Posted by: Stephen | Thursday, 05 January 2006 at 09:09 PM
Of course, I only saw Jackson's 05 Kong once; and once
might not be enough.
Posted by: Adam Roberts | Friday, 06 January 2006 at 01:13 PM
Well, I've come to this rather late, but I must comment on Ancrene Wiseass's statement that the Skull Island natives were "by far, the darkest-skinned people in the movie". When watching the film, I got the impression that they weren't supposed to be dark-skinned, but covered in mud or else paint or something like that. Certainly in reality, the actress who played the feral child is a Maori, and so is very much lighter-skinned than Hayes, the first mate. No, it doesn't really help with the race stuff.
Posted by: Brett | Friday, 06 January 2006 at 02:06 PM
Well I think Adam's link trumps mine.
As in: Why must we insist on so dignifying the hopelessly banal, with blogs for example? This film is entirely banal; if there is anything critical about it, it is the way it throws its banality in our face (making the hubristic Avant Garde mistake of pretending this mere excess is something revolutionary in itself). It's aesthetic, meanwhile, is one of saturation and contempt (for the viewer).
The immediate answer - because the banal is the very stuff of blog - does not really satisfy me. Perhaps we are more like the Russians once were, with their poshlost' for example, than we would generally care to admit. The potential complicity of a certain postmodernism with neocon ideology, or Empire, or even 'the worst' having long since been understood by many a genuine postmodern theorist, these films are merely revelling in the diagnosis before the genuine leap. In other words, they make the common mistake of reading too literally, and so wallow in prescription before description (granted, some bad postmodern theorists do this as well, to more or less useful degrees; it is hard NOT to, these days).
But maybe the correct language in which to describe this wallowing is indeed that of therapy, or, if you prefer, psychoanalysis.

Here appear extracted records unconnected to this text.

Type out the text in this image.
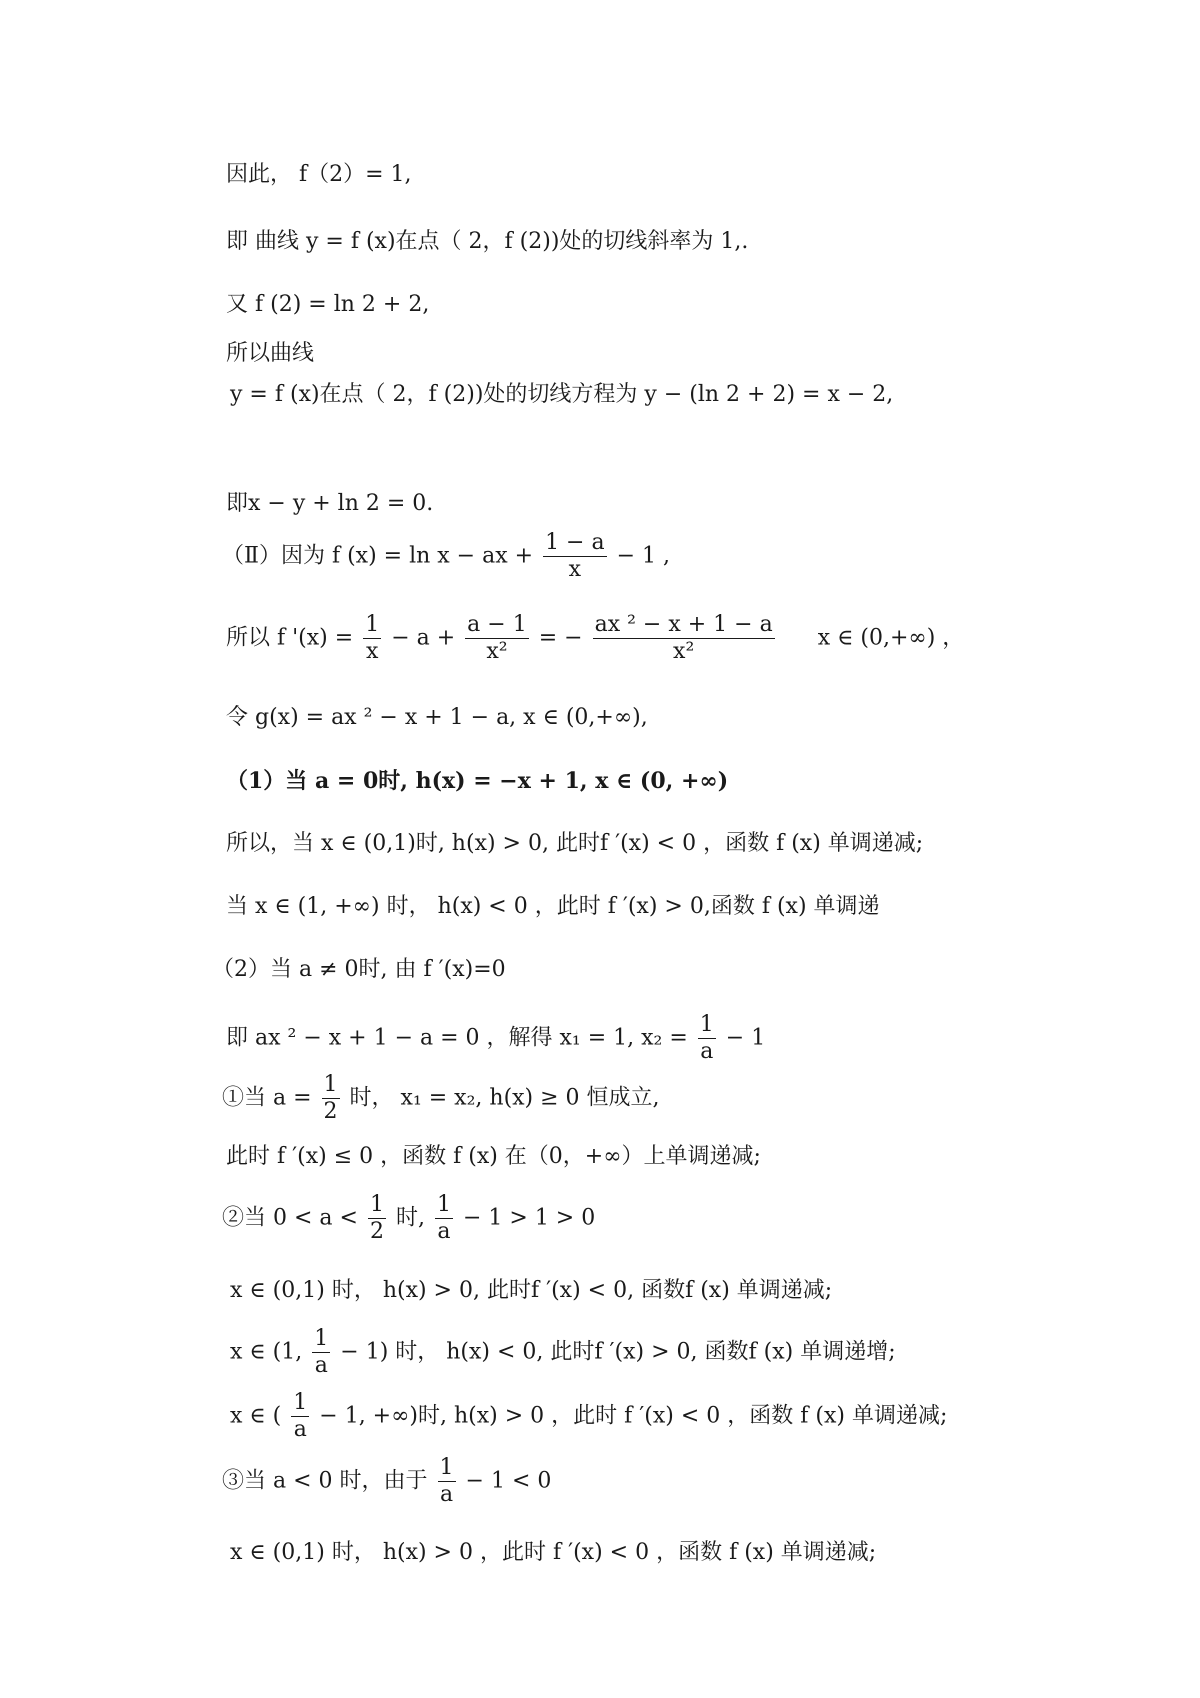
因此， f（2）= 1,
即 曲线 y = f (x)在点（ 2，f (2))处的切线斜率为 1,.
又 f (2) = ln 2 + 2,
所以曲线
y = f (x)在点（ 2，f (2))处的切线方程为 y − (ln 2 + 2) = x − 2,
即x − y + ln 2 = 0.
（Ⅱ）因为 f (x) = ln x − ax + $\frac{1 - a}{x} - 1$ ,
所以 f '$(x) = \frac{1}{x} - a + \frac{a - 1}{\text{x²}}$ = − $\frac{\text{ax ² − x + 1 − a}}{\text{x²}}$ x ∈ (0,+∞) ，
令 g(x) = ax ² − x + 1 − a, x ∈ (0,+∞),
（1）当 a = 0时, h(x) = −x + 1, x ∈ (0, +∞)
所以，当 x ∈ (0,1)时, h(x) > 0, 此时f ′(x) < 0 ，函数 f (x) 单调递减;
当 x ∈ (1, +∞) 时， h(x) < 0 ，此时 f ′(x) > 0,函数 f (x) 单调递
（2）当 a ≠ 0时, 由 f ′(x)=0
即 ax ² − x + 1 − a = 0 ，解得 x₁ = 1, $x_2 = \frac{1}{a} - 1$
①当 $a = \frac{1}{2}$ 时， x₁ = x₂, h(x) ≥ 0 恒成立,
此时 f ′(x) ≤ 0 ，函数 f (x) 在（0，+∞）上单调递减;
②当 $0 < a < \frac{1}{2}$ 时, $\frac{1}{a} - 1 > 1 > 0$
x ∈ (0,1) 时， h(x) > 0, 此时f ′(x) < 0, 函数f (x) 单调递减;
x ∈ (1, $\frac{1}{a} - 1$) 时， h(x) < 0, 此时f ′(x) > 0, 函数f (x) 单调递增;
x ∈ ( $\frac{1}{a} - 1$, +∞)时, h(x) > 0 ，此时 f ′(x) < 0 ，函数 f (x) 单调递减;
③当 a < 0 时，由于 $\frac{1}{a} - 1 < 0$
x ∈ (0,1) 时， h(x) > 0 ，此时 f ′(x) < 0 ，函数 f (x) 单调递减;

Maybe it has become SO obvious at this point that one needn't even be a practicing psychanalyst to say so (cf. Adam's wonderful link).
Posted by: Matt | Sunday, 08 January 2006 at 10:50 AM
Why must we insist on so dignifying the hopelessly banal, with blogs for example?
When I was an undergraduate, Pat McGee (who's written a couple books on Joyce, one each on Lacan and Derrida, and has a forthcoming one on film theory) told me that the reason he decided to write an article for PMC on Titanic wasn't because it was good, but because it was important. It captured something about the cultural moment in which we currently live, something more interesting that writing about say French New Wave. Sure, FNW is more interesting intellectually, but it's also less relevent culturally. So there's that.
Plus I went and saw it, had some thoughts of middling intellectual substance, and did as I always do when I do: I blogged.
Posted by: Scott Eric Kaufman | Sunday, 08 January 2006 at 12:50 PM
Aha, the normative is revealed as such at last! It wasn't meant as a personal criticism at all, Scott; on the contrary (hell, I'm as reluctant a fan of Zizek as the next). Thank you for the response. I'll check out the article. And link to you.